Nessun commento sulle leggerezze del Consiglio Comunale, che anno dopo anno approvò le delibere urbanistiche di ampliamento, nonostante la tipologia edilizia degli edifici non fosse idonea e il sistema viario non sufficiente, nonostante la zona fosse già ben servita da numerosi ospedali e nonostante le denunce dei residenti e della stessa Consulta Handicap del Comune sull’inadeguatezza delle norme di sicurezza delle strutture (scarica il pdf).
Qualcuno ricorda ancora quando in occasione della votazione finale della delibera di ampliamento nello spazio riservato al pubblico dell’aula del Consiglio comunale si presentarono (secondo i maligni precettati dalla proprietà della Santa Rita) 90 dipendenti della Clinica con tanto di camice bianco a sostenere con un tifo poco adatto al luogo le ragioni di Pipitone.
Ed è questo il punto. Se la Santa Rita non fosse cresciuta, non avrebbe potuto diventare quella macchina da prestazioni, e quindi da rimborsi.

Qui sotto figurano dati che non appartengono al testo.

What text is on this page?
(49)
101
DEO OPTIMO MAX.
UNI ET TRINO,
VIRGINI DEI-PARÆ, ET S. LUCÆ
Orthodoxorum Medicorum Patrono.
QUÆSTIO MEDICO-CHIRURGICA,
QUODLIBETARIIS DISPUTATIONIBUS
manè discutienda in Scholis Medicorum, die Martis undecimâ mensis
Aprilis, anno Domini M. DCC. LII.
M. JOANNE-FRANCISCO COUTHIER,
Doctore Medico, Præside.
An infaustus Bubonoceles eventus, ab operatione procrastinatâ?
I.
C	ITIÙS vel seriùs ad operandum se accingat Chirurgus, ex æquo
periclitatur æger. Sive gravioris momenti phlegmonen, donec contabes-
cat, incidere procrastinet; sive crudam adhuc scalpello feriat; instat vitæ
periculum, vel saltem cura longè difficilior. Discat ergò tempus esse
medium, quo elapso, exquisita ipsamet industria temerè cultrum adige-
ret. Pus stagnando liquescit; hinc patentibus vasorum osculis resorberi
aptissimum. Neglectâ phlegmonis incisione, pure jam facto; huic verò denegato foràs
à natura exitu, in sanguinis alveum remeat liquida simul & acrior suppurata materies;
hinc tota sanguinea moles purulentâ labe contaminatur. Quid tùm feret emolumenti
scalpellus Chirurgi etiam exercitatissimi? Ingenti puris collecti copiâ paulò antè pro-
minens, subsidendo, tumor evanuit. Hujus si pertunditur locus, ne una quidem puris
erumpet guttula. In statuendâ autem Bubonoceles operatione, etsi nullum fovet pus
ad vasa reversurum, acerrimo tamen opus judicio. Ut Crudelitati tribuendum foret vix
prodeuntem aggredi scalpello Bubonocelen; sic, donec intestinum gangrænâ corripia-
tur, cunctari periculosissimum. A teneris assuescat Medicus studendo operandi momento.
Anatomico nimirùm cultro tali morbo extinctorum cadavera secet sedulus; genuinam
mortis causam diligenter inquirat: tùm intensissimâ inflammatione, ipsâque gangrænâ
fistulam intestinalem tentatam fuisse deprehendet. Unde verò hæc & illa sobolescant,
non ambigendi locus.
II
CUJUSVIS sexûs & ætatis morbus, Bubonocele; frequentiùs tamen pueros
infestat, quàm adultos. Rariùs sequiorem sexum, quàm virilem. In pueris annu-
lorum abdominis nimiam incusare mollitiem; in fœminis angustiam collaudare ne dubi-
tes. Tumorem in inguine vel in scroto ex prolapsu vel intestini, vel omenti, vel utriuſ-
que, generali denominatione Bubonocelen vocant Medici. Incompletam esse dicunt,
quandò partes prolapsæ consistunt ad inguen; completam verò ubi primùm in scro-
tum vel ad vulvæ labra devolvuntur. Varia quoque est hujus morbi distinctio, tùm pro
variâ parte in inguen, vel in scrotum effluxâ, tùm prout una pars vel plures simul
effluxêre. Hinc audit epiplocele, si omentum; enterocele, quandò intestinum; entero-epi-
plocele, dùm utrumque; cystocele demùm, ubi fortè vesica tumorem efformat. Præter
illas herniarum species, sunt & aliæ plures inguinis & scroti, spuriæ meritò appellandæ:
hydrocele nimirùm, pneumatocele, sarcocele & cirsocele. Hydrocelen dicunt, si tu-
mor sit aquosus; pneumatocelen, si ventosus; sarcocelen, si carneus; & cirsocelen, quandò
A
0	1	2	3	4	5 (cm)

I numeri segnano una vera e propria escalation: negli ultimi 17 anni un aumento di circa il 750% del fatturato.
Tra il 1991 e il 2001 il fatturato della Casa di cura è passato da 13 miliardi e 664.400.000 milioni di lire (7 milioni e 57.073 euro) a 51 miliardi e 587.396.000 di lire (26 milioni e 642.945 euro).
Nel 2004 gli accreditamenti pubblici ammontavano a 36 milioni e 226 mila euro, nel 2007 a 53 milioni e 181 mila euro.
E’ chiaro come la logica del profitto ad ogni costo sia divenuta la stella polare del sistema Santa Rita, ma sarebbe miope ridurre la questione all’assenza di scrupoli della proprietà, alla presunta disumanità di qualche medico. Il boom della Santa Rita e quanto ne è scaturito si è sviluppato in un contesto dove ci sono responsabilità penali, amministrative e politiche.